No — the optimum is a function of worker RAM, mean row width, and how many reconciliation jobs share the box. 100_000 is a sound default on a 16–32 GB node, but treat it as a starting point: estimate the peak resident set from the sizing formula above, then benchmark [50_000, 100_000, 200_000, 500_000] while tracking RSS and wall time. Once categories and Int64/Int32 dtypes are enforced, larger chunks become affordable because the per-row overhead multiplier drops.
Why not just raise chunksize until the file fits in one read?
Because the whole point of streaming is bounded, predictable memory. One giant read makes peak RSS scale with file size, so a vendor sending a 14M-row day instead of 10M silently pushes you into an OOM kill mid-settlement. A fixed chunksize decouples memory from file size: the batch takes longer on a bigger file but never exceeds its ceiling, which is exactly the guarantee an overnight SLA needs.
Can I store the fare amount as float32 to save memory per chunk?
No. Binary floats cannot represent most decimal fares exactly, and rounding drift compounds across millions of rows into a settlement total no auditor will accept. Carry money as Int64 minor units (amount_cents); it is money-safe, reproducible across reprocessing, and the memory difference versus float32 is negligible next to the categorical string columns.
How do I stop a paired tap-out being split across two chunks?

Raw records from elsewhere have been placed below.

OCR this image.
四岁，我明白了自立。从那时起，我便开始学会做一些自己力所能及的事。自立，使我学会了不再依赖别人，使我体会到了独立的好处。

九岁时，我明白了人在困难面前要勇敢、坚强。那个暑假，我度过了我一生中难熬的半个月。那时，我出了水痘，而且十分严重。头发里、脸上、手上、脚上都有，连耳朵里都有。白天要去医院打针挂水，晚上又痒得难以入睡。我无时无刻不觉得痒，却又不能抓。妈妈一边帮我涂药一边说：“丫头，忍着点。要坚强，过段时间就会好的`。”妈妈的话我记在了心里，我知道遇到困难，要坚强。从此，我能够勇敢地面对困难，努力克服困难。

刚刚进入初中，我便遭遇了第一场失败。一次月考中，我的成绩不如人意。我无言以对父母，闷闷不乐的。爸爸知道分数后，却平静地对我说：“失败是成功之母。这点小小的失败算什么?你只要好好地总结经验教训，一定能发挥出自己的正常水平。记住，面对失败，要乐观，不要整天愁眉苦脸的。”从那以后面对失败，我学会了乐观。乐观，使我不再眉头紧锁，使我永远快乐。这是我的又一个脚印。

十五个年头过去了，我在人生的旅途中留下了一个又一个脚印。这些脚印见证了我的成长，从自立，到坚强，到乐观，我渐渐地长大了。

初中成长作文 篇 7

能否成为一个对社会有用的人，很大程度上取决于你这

Keep a small stateful buffer keyed by card_id that carries a chunk’s trailing open taps forward, and defer any journey pairing until the matching event arrives — never pair within a single chunk in isolation. This is the same boundary problem that Transfer Window Logic solves at the rule layer; the parser’s only job is to make sure no event is dropped as a chunk boundary passes over it.